When I was growing up, my mom always went crazy when baking cookies for the holidays. She baked the same ones every year, and it was something my sister and I always looked forward to. The exception: her macaroons. My sister and I complained so much that she finally stopped making them. These pastry nightmares were the size of a bloated golf ball and the edges of the coconut that made up 90% of its ingredients were browned, just shy of being burned. Sometimes she would top the mess with a maraschino cherry slice. I really do like coconut, and I truly love my mother, but these were just offensive.

Fast forward to the present where I have just opened a fresh box of Paulette macarons.

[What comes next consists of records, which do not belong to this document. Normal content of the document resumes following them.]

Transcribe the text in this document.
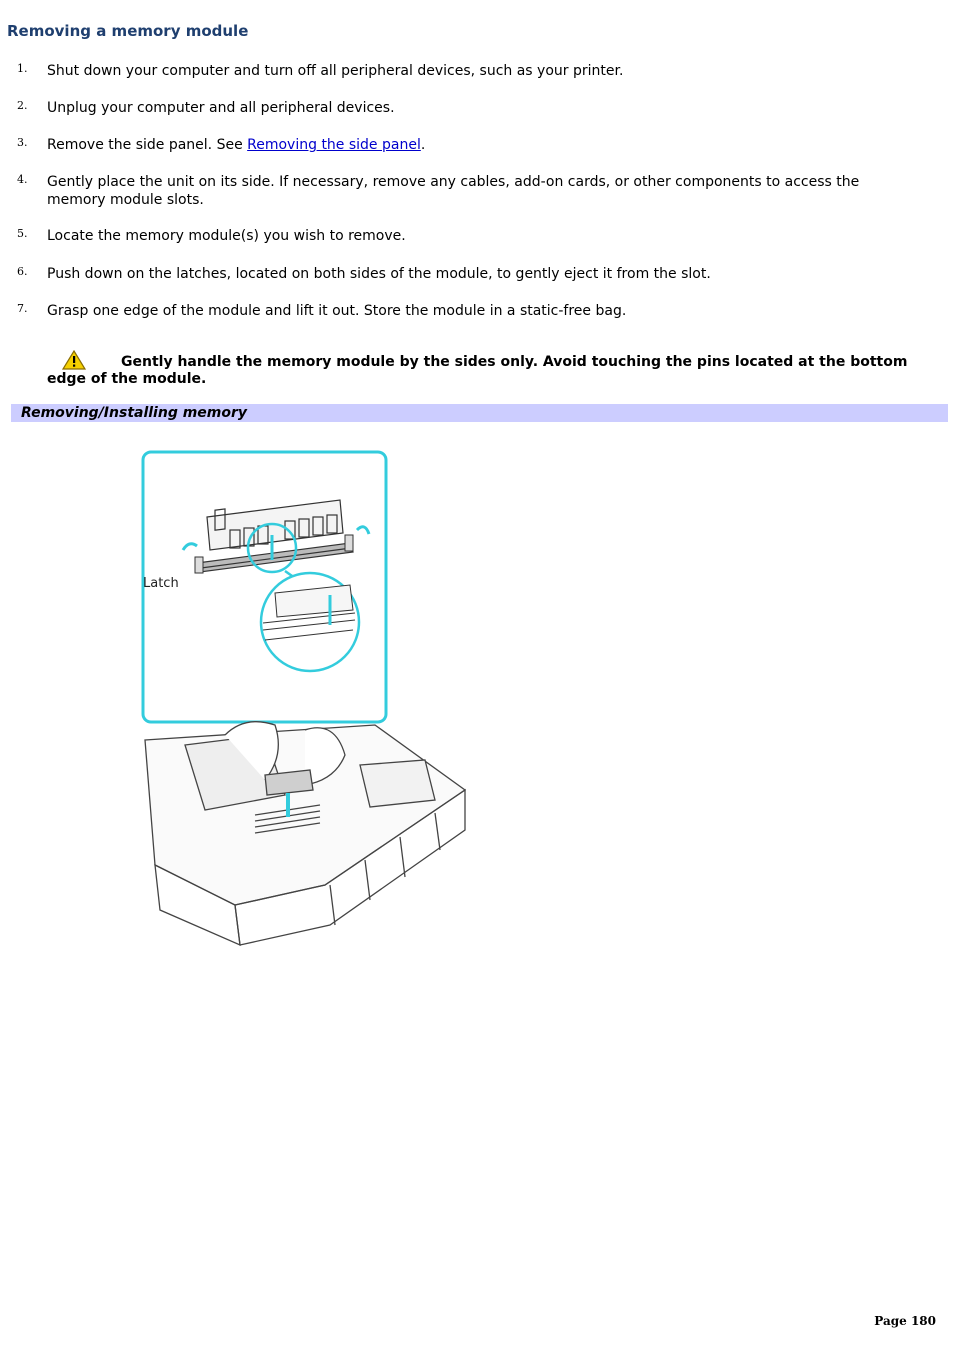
Removing a memory module
1. Shut down your computer and turn off all peripheral devices, such as your printer.
2. Unplug your computer and all peripheral devices.
3. Remove the side panel. See Removing the side panel.
4. Gently place the unit on its side. If necessary, remove any cables, add-on cards, or other components to access the memory module slots.
5. Locate the memory module(s) you wish to remove.
6. Push down on the latches, located on both sides of the module, to gently eject it from the slot.
7. Grasp one edge of the module and lift it out. Store the module in a static-free bag.
Gently handle the memory module by the sides only. Avoid touching the pins located at the bottom edge of the module.
Removing/Installing memory
Latch
Page 180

Like magically puffy, pastel shaded Oreos, these classic French wonders melt in my mouth. Paulette bakery ships their fresh treats daily from Beverly Hills, but the origin of the recipe is heavily debated. According to the Larousse Gastronomique encyclopedia of gastronomy, Renaissance era Italy can claim creative rights to the macaron, however, some insist that a recipe from an 8th century monastery is the original. Regardless, macarons are the same no matter which country you’re in (except for in my mother’s kitchen). The basic recipe for macarons includes almonds, sugar and egg whites, modern adaptations include flavorings like coffee, pistachio, and cassis. My mother’s infamous macaroons are a variation of the original recipe (no matter how far they strayed from the classic) and coconut macaroons continue to plague most American memory banks. The colorful, almond-based macarons are an entirely different pleasure.

If you’re like me (a complete klutz in the pastry kitchen), you can order Paulette’s decadent treats online, or head to Sarasota and feast at Le Macaron. If, however, you’re adventurous and up to the task, arm yourself with a pastry bag and get to work!